Normalde birkaç yıllık bir süreç içinde bu meselelerin de müzakere edilip haklarında anlaşma sağlanması önerildiği halde aradan 31 yıl geçmesine rağmen nihai anlaşma sürecine hiç girilmemiş, dolayısıyla temel meselelerle ilgili müzakereler de hiç başlanmamıştır. Yani siyonist işgal rejimi Oslo İlkeler Anlaşması’nı, FKÖ’yü “sözde barış” ağının içine çekmek için bir olta olarak kullanmış ama Filistin meselesiyle ilgili en temel konuların masaya yatırılmasına hiç fırsat vermemiştir.
Siyonist işgal rejiminin söz konusu anlaşmanın imzalanmasından sonra geçen 31 yıllık süre içinde izlediği tutum asla barıştan yana olmadığını gözler önüne sermiştir. Çünkü siyonist işgalciler her şeyden önce Filistin toprakları üzerinde gayri meşru bir işgal sürdürüyor ve bunun için Filistin halkını zorlama amaçlı şiddete başvurulması gerektiğini düşünüyor. Şiddete başvurma yoluyla Filistinlilerin yurtlarını terk etmeye zorlamanın mümkün olacağı düşüncesi işgalci siyonistlerin bütün siyasi liderlerinin benimsediği bir düşüncedir. Aralarındaki fark sadece başvurulacak şiddet uygulamalarında kullanılacak yöntemlerle ilgilidir. Bundan dolayı söz konusu anlaşmanın üzerinden geçen süre içinde Filistin topraklarında hiçbir zaman “barış” hakim olamamıştır.
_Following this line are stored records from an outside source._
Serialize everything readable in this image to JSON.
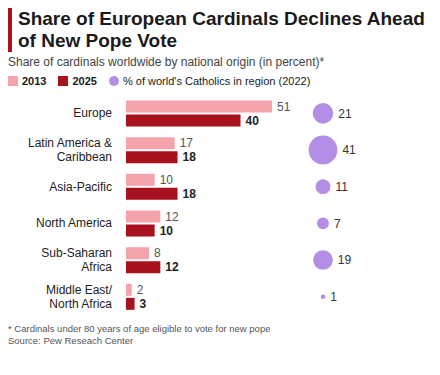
{
  "chart_data": {
    "type": "bar",
    "orientation": "horizontal",
    "title": "Share of European Cardinals Declines Ahead of New Pope Vote",
    "subtitle": "Share of cardinals worldwide by national origin (in percent)*",
    "categories": [
      "Europe",
      "Latin America & Caribbean",
      "Asia-Pacific",
      "North America",
      "Sub-Saharan Africa",
      "Middle East/ North Africa"
    ],
    "series": [
      {
        "name": "2013",
        "color": "#f4a3ad",
        "values": [
          51,
          17,
          10,
          12,
          8,
          2
        ]
      },
      {
        "name": "2025",
        "color": "#a8121f",
        "values": [
          40,
          18,
          18,
          10,
          12,
          3
        ]
      },
      {
        "name": "% of world's Catholics in region (2022)",
        "type": "scatter",
        "marker": "circle",
        "color": "#b48ee6",
        "values": [
          21,
          41,
          11,
          7,
          19,
          1
        ]
      }
    ],
    "data_labels": true,
    "tick_labels": "y",
    "annotations": [
      "* Cardinals under 80 years of age eligible to vote for new pope",
      "Source: Pew Reseach Center"
    ]
  }
}
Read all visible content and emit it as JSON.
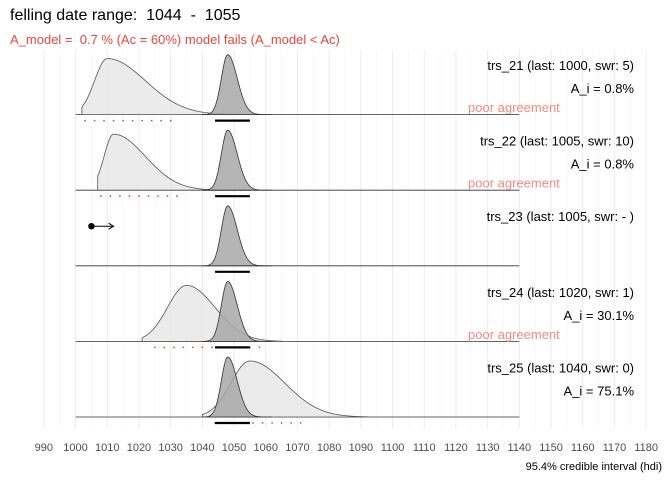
{
  "title": "felling date range:  1044  -  1055",
  "subtitle": "A_model =  0.7 % (Ac = 60%) model fails (A_model < Ac)",
  "chart_data": {
    "type": "density-ridgeline",
    "x_ticks": [
      990,
      1000,
      1010,
      1020,
      1030,
      1040,
      1050,
      1060,
      1070,
      1080,
      1090,
      1100,
      1110,
      1120,
      1130,
      1140,
      1150,
      1160,
      1170,
      1180
    ],
    "x_range": [
      985,
      1185
    ],
    "xlabel": "95.4% credible interval (hdi)",
    "combined": {
      "label": "felling date",
      "mode": 1048,
      "sd_left": 2.0,
      "sd_right": 3.0,
      "hdi": [
        1044,
        1055
      ]
    },
    "series": [
      {
        "name": "trs_21",
        "label": "trs_21 (last: 1000, swr: 5)",
        "a_i": "A_i = 0.8%",
        "agreement": "poor agreement",
        "start": 1002,
        "mode": 1010,
        "sd_left": 4,
        "sd_right": 12,
        "end": 1055,
        "hdi": [
          1002,
          1032
        ]
      },
      {
        "name": "trs_22",
        "label": "trs_22 (last: 1005, swr: 10)",
        "a_i": "A_i = 0.8%",
        "agreement": "poor agreement",
        "start": 1007,
        "mode": 1012,
        "sd_left": 3,
        "sd_right": 10,
        "end": 1055,
        "hdi": [
          1007,
          1033
        ]
      },
      {
        "name": "trs_23",
        "label": "trs_23 (last: 1005, swr: - )",
        "a_i": "",
        "agreement": "",
        "last_ring": 1005,
        "arrow_to": 1012
      },
      {
        "name": "trs_24",
        "label": "trs_24 (last: 1020, swr: 1)",
        "a_i": "A_i = 30.1%",
        "agreement": "poor agreement",
        "start": 1021,
        "mode": 1035,
        "sd_left": 6,
        "sd_right": 9,
        "end": 1065,
        "hdi": [
          1024,
          1058
        ]
      },
      {
        "name": "trs_25",
        "label": "trs_25 (last: 1040, swr: 0)",
        "a_i": "A_i = 75.1%",
        "agreement": "",
        "start": 1040,
        "mode": 1055,
        "sd_left": 6,
        "sd_right": 11,
        "end": 1092,
        "hdi": [
          1043,
          1073
        ]
      }
    ]
  }
}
Diğer yandan işgalci siyonistler gerek ilkeler anlaşmasına ve gerekse pratiğe dönük anlaşmalara hiçbir zaman bağlı kalmadı. Çünkü imzalanan anlaşmaların uygulanmasının takibi konusunda herhangi bir güvence verilmemiştir. İşgalci siyonistlerin kendilerine güvenmenin ise mümkün olmadığını artık bütün insanlık çok açık ve net bir şekilde görüyor.
İşgalci siyonistler bugün sadece Gazze Şeridi’nde değil bütün Filistin topraklarında korkunç katliamlarını, saldırılarını, evlere baskınlarını, tutuklamalarını kısacası akla gelebilecek bütün zulüm uygulamalarını sürdürüyorlar. Üstelik düzenledikleri baskınlarında ve saldırılarında, daha önce imzalamış oldukları anlaşmaların tümünü ayaklar altına almış durumdadırlar ve bunlardan herhangi birinin herhangi bir maddesine riayet etme ihtiyacı duymuyorlar.